Our Board of Directors recommends these adjustments to our FY11 budget:

  • Adding federal stimulus funds: $7.2 million
  • Reducing administrative costs: $11.1 million
  • Strategic reductions in bus, MAX and possibly WES service: $8.7 million

The criteria for service cuts are:

  • Least impact to riders
  • Low-ridership bus lines
  • Low-ridership trips on bus lines and MAX
  • Alternative service available nearby
  • Available vehicle capacity

As we developed the proposed service cuts, we focused on how ridership has changed. Wherever possible, we've adjusted service levels to better match actual rider demands.

Background Information

How TriMet is funded

Like most transit agencies, the money allocated to TriMet for building our transit system is different from the money for operating it.

The majority of TriMet's operating revenue
comes from business payroll taxes.
(Click chart to enlarge)

TriMet's operating funds pay for the day-to-day administration and operation of bus and rail service, and most of the cost to replace and rehabilitate vehicles, equipment and aging infrastructure. We receive about 55% of our operating funds from a payroll tax paid by businesses located within the TriMet district boundary. Another 21% comes from fares, which is typical for transit agencies. When unemployment goes up, revenue from the payroll tax goes down, which means less money for TriMet operations.

Our capital funds pay for rail construction projects such as WES Commuter Rail, MAX Green Line and the Portland-Milwaukie Light Rail Project. These funds come from a different pool of money, largely in the form of grants from the federal government, and are often allocated many years in advance. We also receive a small amount of state and federal money for other capital improvements. By law, these funds are designated for capital investments only, so we can't use them to pay for day-to-day operations.

What steps has TriMet taken to avoid service cuts?

Before considering cuts in service, we've taken a number of steps to reduce costs and improve efficiency throughout the agency. This includes an $11.1 million reduction in administrative costs not directly related to service.

Can you increase fares to balance the budget?
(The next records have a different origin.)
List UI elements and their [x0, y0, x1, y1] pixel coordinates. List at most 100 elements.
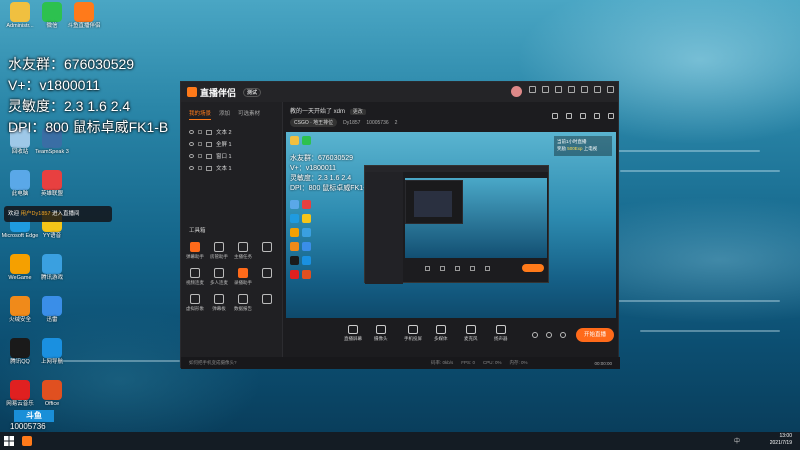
- screen-capture-button[interactable]: 直播屏幕: [344, 325, 362, 342]
- lock-icon[interactable]: [198, 130, 202, 134]
- preview-desktop-icon: [290, 214, 299, 223]
- toolbox-item[interactable]: 虚拟形象: [183, 294, 207, 312]
- toolbox-item[interactable]: 视频连麦: [183, 268, 207, 286]
- eye-icon[interactable]: [189, 130, 194, 134]
- eye-icon[interactable]: [546, 332, 552, 338]
- nested-preview-window: [364, 165, 549, 284]
- room-id: 10005736: [366, 119, 389, 126]
- douyu-companion-icon: [22, 436, 32, 446]
- tool-icon: [262, 242, 272, 252]
- thunder-icon: [42, 296, 62, 316]
- avatar[interactable]: [511, 86, 522, 97]
- preview-desktop-icon: [302, 136, 311, 145]
- toolbar-icon: [375, 325, 386, 334]
- category-select[interactable]: CSGO · 地王排位: [290, 118, 338, 127]
- nested-inner-preview: [414, 191, 452, 217]
- system-clock[interactable]: 13:00 2021/7/19: [770, 433, 792, 447]
- desktop-icon[interactable]: 网易云音乐: [2, 380, 38, 408]
- gift-icon[interactable]: [552, 113, 558, 119]
- desktop-icon[interactable]: 腾讯游戏: [34, 254, 70, 282]
- desktop-icon[interactable]: 火绒安全: [2, 296, 38, 324]
- eye-icon[interactable]: [189, 142, 194, 146]
- desktop-icon-label: 微信: [46, 23, 58, 29]
- desktop-icon-label: TeamSpeak 3: [35, 149, 69, 155]
- message-icon[interactable]: [529, 86, 536, 93]
- desktop-icon[interactable]: 迅雷: [34, 296, 70, 324]
- skin-icon[interactable]: [555, 86, 562, 93]
- scene-item[interactable]: 全屏 1: [181, 138, 282, 150]
- shop-icon[interactable]: [566, 113, 572, 119]
- lock-icon[interactable]: [198, 166, 202, 170]
- edit-title-button[interactable]: 更改: [349, 109, 366, 115]
- desktop-icon[interactable]: 此电脑: [2, 170, 38, 198]
- lock-icon[interactable]: [198, 154, 202, 158]
- desktop-icon[interactable]: 微信: [34, 2, 70, 30]
- layout-icon[interactable]: [532, 332, 538, 338]
- tool-icon: [262, 294, 272, 304]
- minimize-icon[interactable]: [581, 86, 588, 93]
- media-button[interactable]: 多媒体: [434, 325, 448, 342]
- desktop-icon[interactable]: 斗鱼直播伴侣: [66, 2, 102, 30]
- maximize-icon[interactable]: [594, 86, 601, 93]
- eye-icon[interactable]: [189, 154, 194, 158]
- toolbox-item[interactable]: 录播助手: [231, 268, 255, 286]
- live-reward-note: 当前1小时直播 奖励 500Exp 上电视: [554, 136, 612, 156]
- toolbox-item[interactable]: [255, 268, 279, 286]
- scene-item[interactable]: 文本 1: [181, 162, 282, 174]
- toolbox-item[interactable]: 主播任务: [231, 242, 255, 260]
- room-title: 教的一天开始了 xdm: [290, 109, 346, 115]
- desktop-icon-label: 英雄联盟: [40, 191, 63, 197]
- toolbox-item[interactable]: [255, 294, 279, 312]
- desktop-icon[interactable]: WeGame: [2, 254, 38, 282]
- chat-suffix: 进入直播间: [52, 211, 80, 217]
- tool-label: 虚拟形象: [186, 306, 204, 311]
- desktop-icon[interactable]: Administr...: [2, 2, 38, 30]
- tool-icon: [238, 294, 248, 304]
- desktop-icon-label: 回收站: [11, 149, 29, 155]
- stream-preview[interactable]: 水友群：676030529 V+：v1800011 灵敏度：2.3 1.6 2.…: [286, 132, 616, 318]
- qq-icon: [10, 338, 30, 358]
- close-icon[interactable]: [607, 86, 614, 93]
- taskbar-douyu-app[interactable]: [18, 432, 36, 450]
- bell-icon[interactable]: [594, 113, 600, 119]
- desktop-icon[interactable]: 腾讯QQ: [2, 338, 38, 366]
- eye-icon[interactable]: [189, 166, 194, 170]
- toolbox-item[interactable]: 房管助手: [207, 242, 231, 260]
- preview-group-text: 水友群：676030529: [290, 155, 354, 162]
- scene-item[interactable]: 窗口 1: [181, 150, 282, 162]
- scene-label: 全屏 1: [216, 142, 232, 148]
- microphone-button[interactable]: 麦克风: [464, 325, 478, 342]
- desktop-icon[interactable]: Office: [34, 380, 70, 408]
- lock-icon[interactable]: [198, 142, 202, 146]
- speaker-button[interactable]: 扬声器: [494, 325, 508, 342]
- tab-materials[interactable]: 可选素材: [238, 109, 260, 120]
- share-icon[interactable]: [608, 113, 614, 119]
- toolbox-item[interactable]: 数据报告: [231, 294, 255, 312]
- menu-icon[interactable]: [568, 86, 575, 93]
- input-method-indicator[interactable]: 中: [734, 436, 740, 445]
- toolbar-label: 手机投屏: [404, 336, 422, 341]
- toolbox-item[interactable]: [255, 242, 279, 260]
- settings-icon[interactable]: [542, 86, 549, 93]
- scene-item[interactable]: 文本 2: [181, 126, 282, 138]
- tab-my-scenes[interactable]: 我的场景: [189, 109, 212, 120]
- trophy-icon[interactable]: [580, 113, 586, 119]
- toolbar-label: 摄像头: [374, 336, 388, 341]
- version-badge[interactable]: 测试: [243, 87, 262, 97]
- camera-button[interactable]: 摄像头: [374, 325, 388, 342]
- desktop-icon[interactable]: 英雄联盟: [34, 170, 70, 198]
- toolbox-item[interactable]: 弹幕板: [207, 294, 231, 312]
- tab-add[interactable]: 添加: [219, 109, 230, 120]
- toolbox-item[interactable]: 多人连麦: [207, 268, 231, 286]
- toolbox-item[interactable]: 弹幕助手: [183, 242, 207, 260]
- tool-label: 数据报告: [234, 306, 252, 311]
- memory-stat: 内存: 0%: [509, 360, 528, 365]
- desktop-icon[interactable]: 上网导航: [34, 338, 70, 366]
- phone-cast-button[interactable]: 手机投屏: [404, 325, 422, 342]
- camera-hint-link[interactable]: 如何把手机变成摄像头?: [189, 360, 237, 366]
- start-live-button[interactable]: 开始直播: [576, 328, 614, 342]
- gear-icon[interactable]: [560, 332, 566, 338]
- desktop-icon-label: Microsoft Edge: [1, 233, 39, 239]
- start-button[interactable]: [0, 432, 18, 450]
- clock-date: 2021/7/19: [769, 440, 792, 446]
The TriMet Board has recommended a 5-cent fare increase, effective in September 2010. (The last fare increase was September 2008.) However, the additional income from this increase was factored into the budget before the $27 million deficit was calculated, so won't help reduce the deficit.

What about ridership?

The ongoing recession, double-digit unemployment and previous cuts to service have affected transit ridership. Bus ridership has been declining since March 2009, and in the past 6 months, has declined 10 percent (nearly 16 percent during rush hour and nearly 5 percent systemwide). MAX has also seen a drop in ridership since March, but it has been boosted since the Green Line opened in September. As we looked to propose cuts, we focused on how ridership has changed and how we could better match service to current ridership demand.

 

* TriMet's fiscal year begins July 1 and ends June 30.